Truth: Those nurses who are found to be impaired often abuse prescription medications—typically diverted from those intended for patients at the workplace—instead of or as well as alcohol or street drugs. And while the nurse’s substance use habit may start by simply taking a patient’s medication for a headache or back pain or to cope during a stressful shift, the dependency can escalate quickly. And as stated above, addiction to alcohol can be as harmful as illegal drug use.
Myth #4: Impaired nurses can never really recover. Once an addict, always an addict.
Truth: Nurses who seek treatment have been shown to be able to make a successful recovery in the majority of cases (approximately 70%).[2] Treatment can be effective in reducing substance use and improve health, social, and occupational well-being. Many organizations offer alternative treatment programs instead of drastic action such as termination.
Myth #5: Addiction to alcohol or drugs is voluntary. If they really wanted to, impaired nurses could just quit drinking or using.
Truth: Drug addiction is widely recognized as a disease, an obsessive-compulsive disorder affecting the afflicted person’s brain and behavior. It may be the result of heredity (including, but not limited to a family history of addiction), an emotionally, physically or sexually abusive or traumatic family situation, poor choices, loss of important support systems, enabling behavior, unstable lifestyle, seeking an adrenaline rush to fill an inner void, or other factors.
Myth #6: Nurses with a chemical dependency on alcohol or drugs only need treatment for a couple of weeks to get straightened out.
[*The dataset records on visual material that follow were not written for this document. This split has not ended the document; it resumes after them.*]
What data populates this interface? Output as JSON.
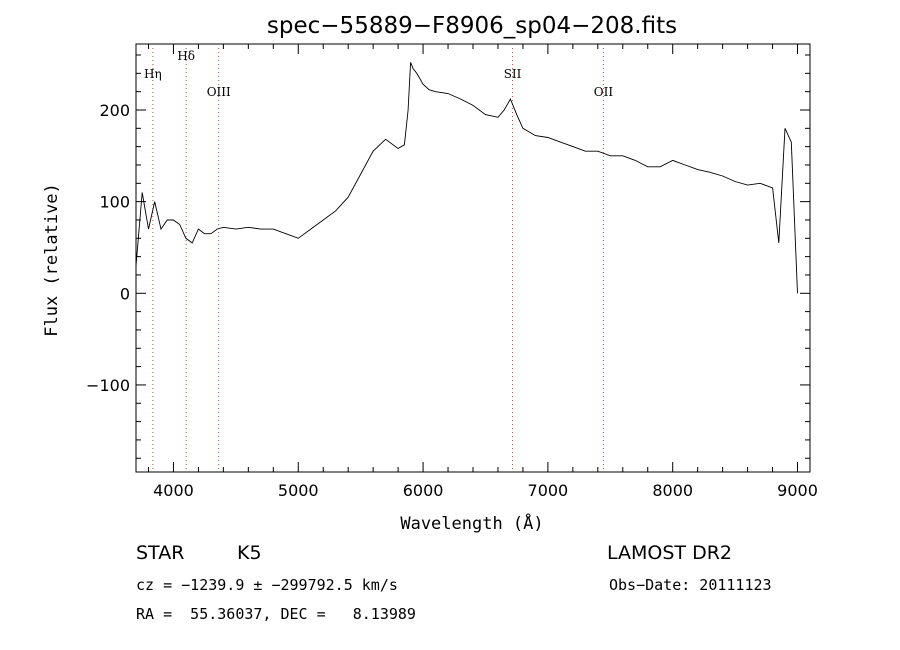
{
  "chart_data": {
    "type": "line",
    "title": "spec−55889−F8906_sp04−208.fits",
    "xlabel": "Wavelength (Å)",
    "ylabel": "Flux (relative)",
    "xlim": [
      3700,
      9100
    ],
    "ylim": [
      -195,
      272
    ],
    "x_ticks": [
      4000,
      5000,
      6000,
      7000,
      8000,
      9000
    ],
    "x_tick_labels": [
      "4000",
      "5000",
      "6000",
      "7000",
      "8000",
      "9000"
    ],
    "y_ticks": [
      -100,
      0,
      100,
      200
    ],
    "y_tick_labels": [
      "−100",
      "0",
      "100",
      "200"
    ],
    "grid": false,
    "series": [
      {
        "x": [
          3700,
          3750,
          3800,
          3850,
          3900,
          3950,
          4000,
          4050,
          4100,
          4150,
          4200,
          4250,
          4300,
          4350,
          4400,
          4500,
          4600,
          4700,
          4800,
          4900,
          5000,
          5100,
          5200,
          5300,
          5400,
          5500,
          5600,
          5700,
          5800,
          5850,
          5880,
          5900,
          5920,
          5950,
          6000,
          6050,
          6100,
          6200,
          6300,
          6400,
          6500,
          6600,
          6650,
          6700,
          6750,
          6800,
          6900,
          7000,
          7100,
          7200,
          7300,
          7400,
          7500,
          7600,
          7700,
          7800,
          7900,
          8000,
          8100,
          8200,
          8300,
          8400,
          8500,
          8600,
          8700,
          8800,
          8850,
          8900,
          8950,
          9000
        ],
        "y": [
          30,
          110,
          70,
          100,
          70,
          80,
          80,
          75,
          60,
          55,
          70,
          65,
          65,
          70,
          72,
          70,
          72,
          70,
          70,
          65,
          60,
          70,
          80,
          90,
          105,
          130,
          155,
          168,
          158,
          162,
          200,
          252,
          245,
          240,
          228,
          222,
          220,
          218,
          212,
          205,
          195,
          192,
          200,
          212,
          195,
          180,
          172,
          170,
          165,
          160,
          155,
          155,
          150,
          150,
          145,
          138,
          138,
          145,
          140,
          135,
          132,
          128,
          122,
          118,
          120,
          115,
          55,
          180,
          165,
          0
        ]
      }
    ],
    "lines": [
      {
        "label": "Hη",
        "x": 3835
      },
      {
        "label": "Hδ",
        "x": 4102
      },
      {
        "label": "OIII",
        "x": 4363
      },
      {
        "label": "SII",
        "x": 6717
      },
      {
        "label": "OII",
        "x": 7445
      }
    ]
  },
  "footer": {
    "object_class": "STAR",
    "subclass": "K5",
    "survey": "LAMOST DR2",
    "cz": "cz = −1239.9 ± −299792.5 km/s",
    "obs_date": "Obs−Date: 20111123",
    "coords": "RA =  55.36037, DEC =   8.13989"
  }
}
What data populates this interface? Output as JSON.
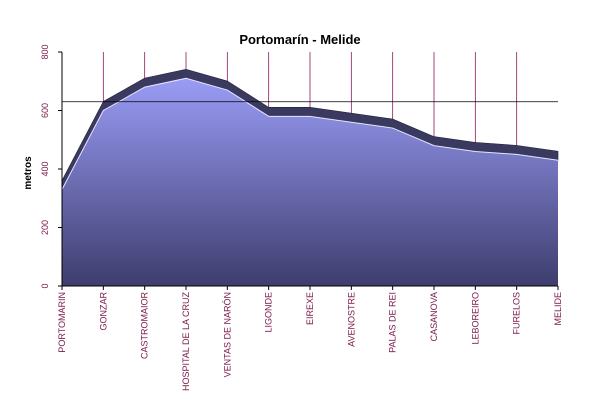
{
  "chart_data": {
    "type": "area",
    "title": "Portomarín - Melide",
    "xlabel": "",
    "ylabel": "metros",
    "ylim": [
      0,
      800
    ],
    "yticks": [
      "0",
      "200",
      "400",
      "600",
      "800"
    ],
    "categories": [
      "PORTOMARIN",
      "GONZAR",
      "CASTROMAIOR",
      "HOSPITAL DE LA CRUZ",
      "VENTAS DE NARÓN",
      "LIGONDE",
      "EIREXE",
      "AVENOSTRE",
      "PALAS DE REI",
      "CASANOVA",
      "LEBOREIRO",
      "FURELOS",
      "MELIDE"
    ],
    "values": [
      330,
      600,
      680,
      710,
      670,
      580,
      580,
      560,
      540,
      480,
      460,
      450,
      430
    ],
    "reference_line": 630,
    "grid": false,
    "legend": "none",
    "colors": {
      "fill_top": "#9a9cf6",
      "fill_bottom": "#3e3d6e",
      "edge": "#2a2a4a",
      "tick_text": "#7a1a4a",
      "vline": "#8a1a5a"
    }
  }
}
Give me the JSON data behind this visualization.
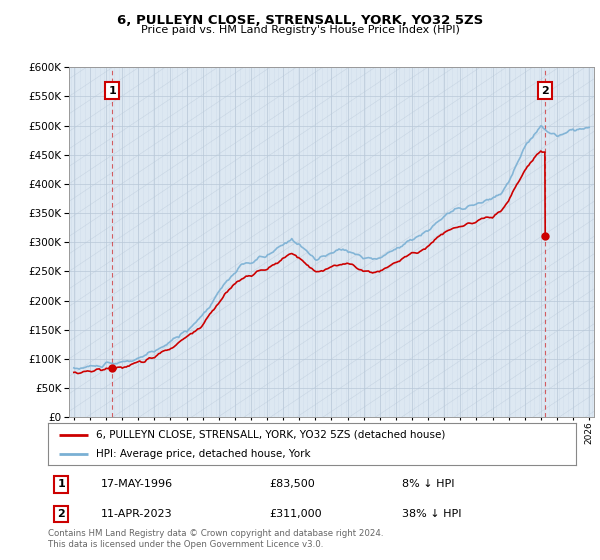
{
  "title": "6, PULLEYN CLOSE, STRENSALL, YORK, YO32 5ZS",
  "subtitle": "Price paid vs. HM Land Registry's House Price Index (HPI)",
  "sale1_date": "17-MAY-1996",
  "sale1_price": 83500,
  "sale1_label": "1",
  "sale1_hpi_pct": "8% ↓ HPI",
  "sale2_date": "11-APR-2023",
  "sale2_price": 311000,
  "sale2_label": "2",
  "sale2_hpi_pct": "38% ↓ HPI",
  "legend_house": "6, PULLEYN CLOSE, STRENSALL, YORK, YO32 5ZS (detached house)",
  "legend_hpi": "HPI: Average price, detached house, York",
  "footnote": "Contains HM Land Registry data © Crown copyright and database right 2024.\nThis data is licensed under the Open Government Licence v3.0.",
  "house_color": "#cc0000",
  "hpi_color": "#7ab0d4",
  "ylim": [
    0,
    600000
  ],
  "ytick_step": 50000,
  "xlim_start": 1993.7,
  "xlim_end": 2026.3,
  "sale1_x": 1996.38,
  "sale2_x": 2023.27
}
Truth: Short-term treatment programs (less than 21 days) are generally not sufficient to help a nurse get established on the road to recovery.[3] Getting the necessary support to “kick the habit,” develop a clear understanding of the nature of both addiction and recovery, and form an effective set of behavioral and attitudinal tools and practices takes time and requires the commitment of each nurse seeking recovery from addiction. Equally important is the follow-up support and supervision: the former for developing a recovery network for ongoing psychological and emotional support; and the latter to ensure a nurse stays sober and in line with his or her recovery and career-resumption goals. Nurses who remain in treatment for at least a year are twice as likely to be drug-free.[4]
Impaired nurses can make a complete recovery if given support and opportunity and they have a desire to recover. Currently 37 states offer some form of a substance abuse treatment program to direct nurses to treatment, monitor their re-entry to work, and continue their license according to the National Council of State Boards of Nursing.
The American Nurses Association (ANA) is a strong supporter of alternative or peer assistance programs that monitor and support safe rehabilitation and the eventual return to the professional workforce.
[1] Baldisseri M. “Impaired healthcare professionals.” Crit Care Med. 2007.
[2] McLellan, A.T, et al. “Five-year outcomes in a cohort study of physicians treated for substance use disorders in the United States.” British Medical Journal. 2008.
[3] Saver C. “Substance abuse in the OR: Saving lives through treatment, prevention.” OR Manager. 2008
[4] Shaw M.F., et al. “Physicians and nurses with substance abuse disorders.” Journal of Advanced Nursing. 2004.